7. Low-frequency training
Typical training happens one to four times per year and tends to be extremely time consuming, with limited effectiveness. I once spoke with a CEO who said: "The maximum amount of time you're allowed to spend educating my team on cybersecurity is one hour per year!" At first, I was taken aback, but I soon realised that 60 minutes breaks down into 60 one-minute training sessions if you just simplify your content.
6. Boring content
This speaks for itself, but most cybersecurity training content is dry and not meant to entertain your staff. This is a critical mistake, because as we entertain people, it creates a chemical reaction in their brain that helps to increase retention. So, by entertaining employees during training, we increase the rate at which they will retain the content.
5. One-size-fits-all training
No two people or departments are the same and these differences impact what types of phishing attacks each person is most likely to fall for. The examples of disparate departments I like to use are sales and development; these two departments are known to be two of the most susceptible departments in most organisations, but they do not click on the same types of attacks. For developers, it's anything that will save them time or that appears to have come from HR/Management. For sales, they are most likely to click on attacks that appear to be from social media platforms. This is why training as well as phishing simulations need to be customised to the individual.

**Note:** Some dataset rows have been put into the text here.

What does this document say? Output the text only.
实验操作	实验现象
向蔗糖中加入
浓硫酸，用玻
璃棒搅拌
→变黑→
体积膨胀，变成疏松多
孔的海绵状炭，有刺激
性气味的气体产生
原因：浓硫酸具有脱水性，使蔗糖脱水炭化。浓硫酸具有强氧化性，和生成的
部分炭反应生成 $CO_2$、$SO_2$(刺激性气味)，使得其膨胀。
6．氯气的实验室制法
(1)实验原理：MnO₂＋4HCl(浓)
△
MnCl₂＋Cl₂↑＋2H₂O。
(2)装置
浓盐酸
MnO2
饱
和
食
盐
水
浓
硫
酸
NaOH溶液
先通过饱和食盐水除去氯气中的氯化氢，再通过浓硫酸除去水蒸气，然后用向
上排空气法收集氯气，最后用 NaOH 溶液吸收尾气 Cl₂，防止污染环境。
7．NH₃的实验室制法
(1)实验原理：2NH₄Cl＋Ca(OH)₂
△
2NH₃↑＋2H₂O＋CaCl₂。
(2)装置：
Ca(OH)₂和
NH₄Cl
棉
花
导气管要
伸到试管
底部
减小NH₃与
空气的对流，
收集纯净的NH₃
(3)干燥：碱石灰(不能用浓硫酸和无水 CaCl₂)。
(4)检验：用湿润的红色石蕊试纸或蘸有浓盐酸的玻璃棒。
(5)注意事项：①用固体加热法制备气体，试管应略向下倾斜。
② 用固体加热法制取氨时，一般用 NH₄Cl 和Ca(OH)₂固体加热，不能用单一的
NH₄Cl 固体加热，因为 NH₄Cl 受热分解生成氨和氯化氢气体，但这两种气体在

4. Missing just-in-time risk intervention training
The moment when a person realises they’ve made a mistake is one where they are uniquely susceptible to learning, and retention rates are much higher due to the emotional trigger of the mistake itself. This is why it's incredibly important that you don't omit that training in order to exploit your users. The reality is that if a user clicks on a phish there could be thousands of attacks behind it that will instantly compromise the system and there is no value in finding out whether or not you can trick the user into submitting their credentials. Exploiting your users not only causes you to miss out on a critical educational opportunity, but it also tends to leave the user with a bad taste in their mouth and causes resentment against security awareness training initiatives and broader teams.
The moment when a person realises they’ve made a mistake is one where they are uniquely susceptible to learning
3. Training programmes omit learning sciences and behavioral psychology
There are a lot of studies that have gone into understanding the science of learning as well as behavioral sciences to better comprehend how we impact people's behavior in a positive and meaningful manner. Unfortunately, this field of science is far too often forgotten when it comes to cybersecurity and even employee training as a whole. Embrace learning and behavioral science because it's the difference between talking about a ‘human firewall’ [employees trained to recognise malicious attacks] and actually creating one.
2. Not measuring programme effectiveness properly
There are only three metrics that are important measures of a cybersecurity tool’s effectiveness, and they are:
Does the tool reduce the number of cybersecurity incidents?
Does the tool reduce your time to detection?
Does the tool reduce your time to resolution?
Security Awareness Training programmes should be able to have a positive impact on a minimum of one of these metrics above. And never forget your number one metric: are we reducing the number of cybersecurity incidents?
1. Not enough phishing simulations
The average user is more than 70% less likely to fall for a phishing attack they have seen before, and this is why it's so important to simulate the threats facing our companies. Phishing simulations are the best way to educate your team. That means the more types of attacks we can simulate, the better prepared our users are for these attacks. Phishing simulations train the subconscious side of the brain to be better at detecting phishing attacks.